4. Looking at the Bull scores, Financial (IYF) has been the leader on strong market days scoring 57, followed closely by Materials (IYM) and Industrial (IYJ) at 56 and Technology (IYW) at 53. Utilities (IDU) is by far the weakest on strong days, scoring a lowly 35.
5. Looking at the Bear scores, Utilities (IDU) remains the investor favorite “safe haven” on weak market days, scoring a strong 67, followed by Consumer Goods (NYSEARCA:IYK) and Healthcare (IYH) at 62. Materials (IYM) shows the lowest Bear score of 45, followed by Industrial (IYJ) at 48, indicating that Materials and Industrial stocks have tended to sell off the most when the market is pulling back. But both scores continue to move higher each week, which is a bullish trend. And Energy (IYE) has risen to a 50.
6. Overall, IYF still shows the best all-weather combination of Outlook/Bull/Bear scores.

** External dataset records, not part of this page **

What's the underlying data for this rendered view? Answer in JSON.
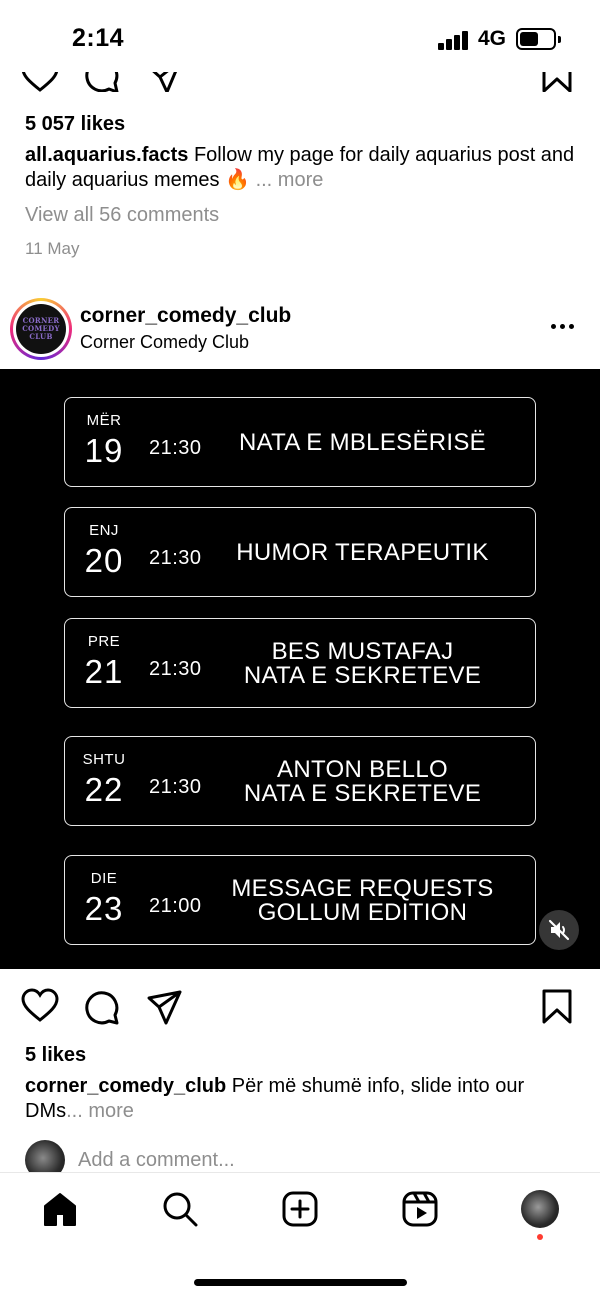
{
  "status_bar": {
    "time": "2:14",
    "network": "4G",
    "battery_level": 0.5
  },
  "previous_post": {
    "likes": "5 057 likes",
    "caption_user": "all.aquarius.facts",
    "caption_text": "Follow my page for daily aquarius post and daily aquarius memes",
    "caption_emoji": "🔥",
    "more_label": "... more",
    "view_comments": "View all 56 comments",
    "date": "11 May"
  },
  "post": {
    "avatar_text": [
      "CORNER",
      "COMEDY",
      "CLUB"
    ],
    "username": "corner_comedy_club",
    "display_name": "Corner Comedy Club",
    "events": [
      {
        "day": "MËR",
        "date": "19",
        "time": "21:30",
        "title_lines": [
          "NATA E MBLESËRISË"
        ]
      },
      {
        "day": "ENJ",
        "date": "20",
        "time": "21:30",
        "title_lines": [
          "HUMOR TERAPEUTIK"
        ]
      },
      {
        "day": "PRE",
        "date": "21",
        "time": "21:30",
        "title_lines": [
          "BES MUSTAFAJ",
          "NATA E SEKRETEVE"
        ]
      },
      {
        "day": "SHTU",
        "date": "22",
        "time": "21:30",
        "title_lines": [
          "ANTON BELLO",
          "NATA E SEKRETEVE"
        ]
      },
      {
        "day": "DIE",
        "date": "23",
        "time": "21:00",
        "title_lines": [
          "MESSAGE REQUESTS",
          "GOLLUM EDITION"
        ]
      }
    ],
    "likes": "5 likes",
    "caption_user": "corner_comedy_club",
    "caption_text": "Për më shumë info, slide into our DMs",
    "more_label": "... more",
    "comment_placeholder": "Add a comment..."
  },
  "icons": {
    "like": "heart-icon",
    "comment": "comment-icon",
    "share": "share-icon",
    "save": "bookmark-icon",
    "mute": "muted-speaker-icon",
    "nav": [
      "home-icon",
      "search-icon",
      "create-icon",
      "reels-icon",
      "profile-avatar"
    ]
  },
  "colors": {
    "muted_text": "#8e8e8e",
    "notification_dot": "#ff3b30",
    "media_background": "#000000"
  }
}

Adding up the three scores gives a total of 189. IYW is next at 179. IYZ is the worst at 112. IYF shows the best combination of Bull/Bear with a total score of 109, followed closely by IYW, IYK, and IYH. Energy (IYE) displays the worst combination with a 99, as investors have avoided the sector under all market conditions.
These scores represent the view that the Financial and Technology sectors may be relatively undervalued overall, while Telecom and Utilities sectors may be relatively overvalued based on our 1-3 month forward look.